Will Hong Kong LGBTQ community ever have its own Angela Ponce or Jenna Talackova?
- Ponce’s presence in the Miss Universe pageant shows just how far LGBTQ rights have come since 2012, when the organisers stopped barring transgender people
- Her success should inspire Hong Kong’s transgender women to step up and compete in high-profile pageants

On December 16, Ms Ponce, a transgender woman who won Miss Spain, set a global precedent by competing for the Miss Universe pageant in Bangkok. As a human rights activist who supports LGBTQ rights in Hong Kong, I wonder when Hong Kong’s transgender women will ever win similar acclaim and recognition.
Because of Ms Talackova’s experience, I could not have expected that a transgender woman could take part in an international pageant competition just six years later. As far as I was concerned, fighting for LGBTQ rights in such a high-profile manner would draw ugly criticism, verbal assaults and perhaps familial shame due to the sexual exclusiveness exercised by worldwide Trump-like netizens, especially when LGBTQ awareness is not well-established in most populations, including Hong Kong.
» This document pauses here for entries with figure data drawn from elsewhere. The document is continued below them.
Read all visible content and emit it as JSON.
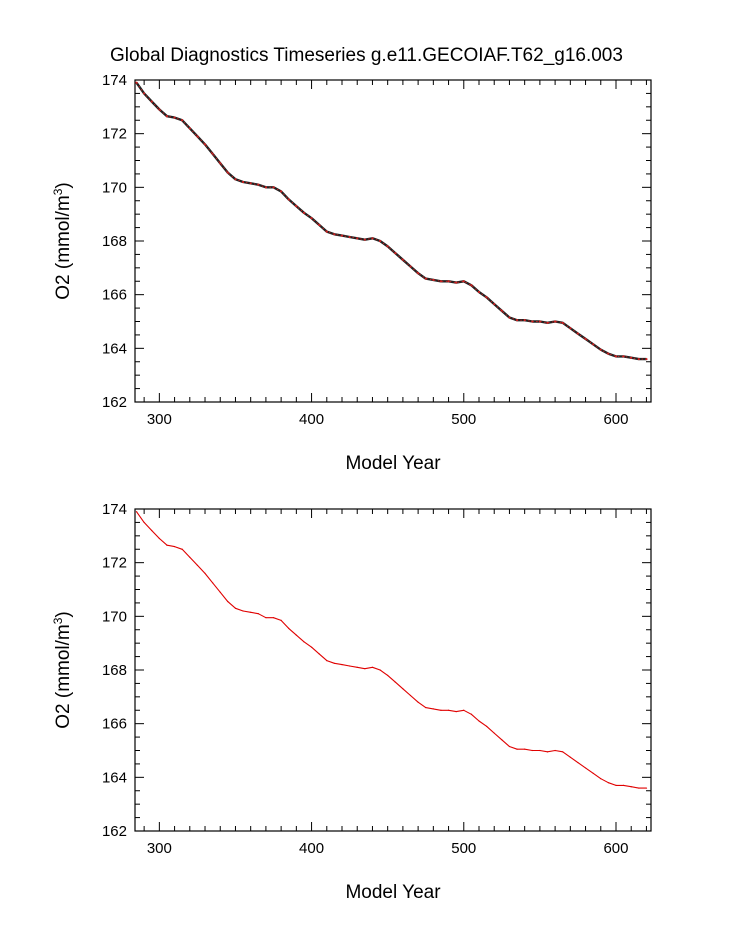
{
  "title": "Global Diagnostics Timeseries g.e11.GECOIAF.T62_g16.003",
  "colors": {
    "annual_line": "#222222",
    "annual_marks": "#d02020",
    "smooth_line": "#e00000",
    "frame": "#000000"
  },
  "chart_data": [
    {
      "type": "line",
      "xlabel": "Model Year",
      "ylabel": "O2 (mmol/m³)",
      "ylabel_base": "O2 (mmol/m",
      "ylabel_sup": "3",
      "ylabel_close": ")",
      "xlim": [
        284,
        623
      ],
      "ylim": [
        162,
        174
      ],
      "xticks": [
        "300",
        "400",
        "500",
        "600"
      ],
      "yticks": [
        "162",
        "164",
        "166",
        "168",
        "170",
        "172",
        "174"
      ],
      "series": [
        {
          "style": "black line with red markers",
          "x": [
            285,
            290,
            295,
            300,
            305,
            310,
            315,
            320,
            325,
            330,
            335,
            340,
            345,
            350,
            355,
            360,
            365,
            370,
            375,
            380,
            385,
            390,
            395,
            400,
            405,
            410,
            415,
            420,
            425,
            430,
            435,
            440,
            445,
            450,
            455,
            460,
            465,
            470,
            475,
            480,
            485,
            490,
            495,
            500,
            505,
            510,
            515,
            520,
            525,
            530,
            535,
            540,
            545,
            550,
            555,
            560,
            565,
            570,
            575,
            580,
            585,
            590,
            595,
            600,
            605,
            610,
            615,
            620
          ],
          "y": [
            173.9,
            173.5,
            173.2,
            172.9,
            172.65,
            172.6,
            172.5,
            172.2,
            171.9,
            171.6,
            171.25,
            170.9,
            170.55,
            170.3,
            170.2,
            170.15,
            170.1,
            170.0,
            170.0,
            169.85,
            169.55,
            169.3,
            169.05,
            168.85,
            168.6,
            168.35,
            168.25,
            168.2,
            168.15,
            168.1,
            168.05,
            168.1,
            168.0,
            167.8,
            167.55,
            167.3,
            167.05,
            166.8,
            166.6,
            166.55,
            166.5,
            166.5,
            166.45,
            166.5,
            166.35,
            166.1,
            165.9,
            165.65,
            165.4,
            165.15,
            165.05,
            165.05,
            165.0,
            165.0,
            164.95,
            165.0,
            164.95,
            164.75,
            164.55,
            164.35,
            164.15,
            163.95,
            163.8,
            163.7,
            163.7,
            163.65,
            163.6,
            163.6
          ]
        }
      ]
    },
    {
      "type": "line",
      "xlabel": "Model Year",
      "ylabel": "O2 (mmol/m³)",
      "ylabel_base": "O2 (mmol/m",
      "ylabel_sup": "3",
      "ylabel_close": ")",
      "xlim": [
        284,
        623
      ],
      "ylim": [
        162,
        174
      ],
      "xticks": [
        "300",
        "400",
        "500",
        "600"
      ],
      "yticks": [
        "162",
        "164",
        "166",
        "168",
        "170",
        "172",
        "174"
      ],
      "series": [
        {
          "style": "red line",
          "x": [
            285,
            290,
            295,
            300,
            305,
            310,
            315,
            320,
            325,
            330,
            335,
            340,
            345,
            350,
            355,
            360,
            365,
            370,
            375,
            380,
            385,
            390,
            395,
            400,
            405,
            410,
            415,
            420,
            425,
            430,
            435,
            440,
            445,
            450,
            455,
            460,
            465,
            470,
            475,
            480,
            485,
            490,
            495,
            500,
            505,
            510,
            515,
            520,
            525,
            530,
            535,
            540,
            545,
            550,
            555,
            560,
            565,
            570,
            575,
            580,
            585,
            590,
            595,
            600,
            605,
            610,
            615,
            620
          ],
          "y": [
            173.9,
            173.5,
            173.2,
            172.9,
            172.65,
            172.6,
            172.5,
            172.2,
            171.9,
            171.6,
            171.25,
            170.9,
            170.55,
            170.3,
            170.2,
            170.15,
            170.1,
            169.95,
            169.95,
            169.85,
            169.55,
            169.3,
            169.05,
            168.85,
            168.6,
            168.35,
            168.25,
            168.2,
            168.15,
            168.1,
            168.05,
            168.1,
            168.0,
            167.8,
            167.55,
            167.3,
            167.05,
            166.8,
            166.6,
            166.55,
            166.5,
            166.5,
            166.45,
            166.5,
            166.35,
            166.1,
            165.9,
            165.65,
            165.4,
            165.15,
            165.05,
            165.05,
            165.0,
            165.0,
            164.95,
            165.0,
            164.95,
            164.75,
            164.55,
            164.35,
            164.15,
            163.95,
            163.8,
            163.7,
            163.7,
            163.65,
            163.6,
            163.6
          ]
        }
      ]
    }
  ]
}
Ponce emphasised that she could never have enjoyed the right to represent her country in Miss Universe if Talackova had not fought for her rights. Rome was not built in a day. More transgender women, and people recognised as LGBTQ ambassadors and activists, should step up and declare their desire to compete for pageant contests at the regional, national and even international level. In so doing, they can carry on the efforts put in by pioneers like Ponce and Talackova and champion for LGBTQ rights in the wider world.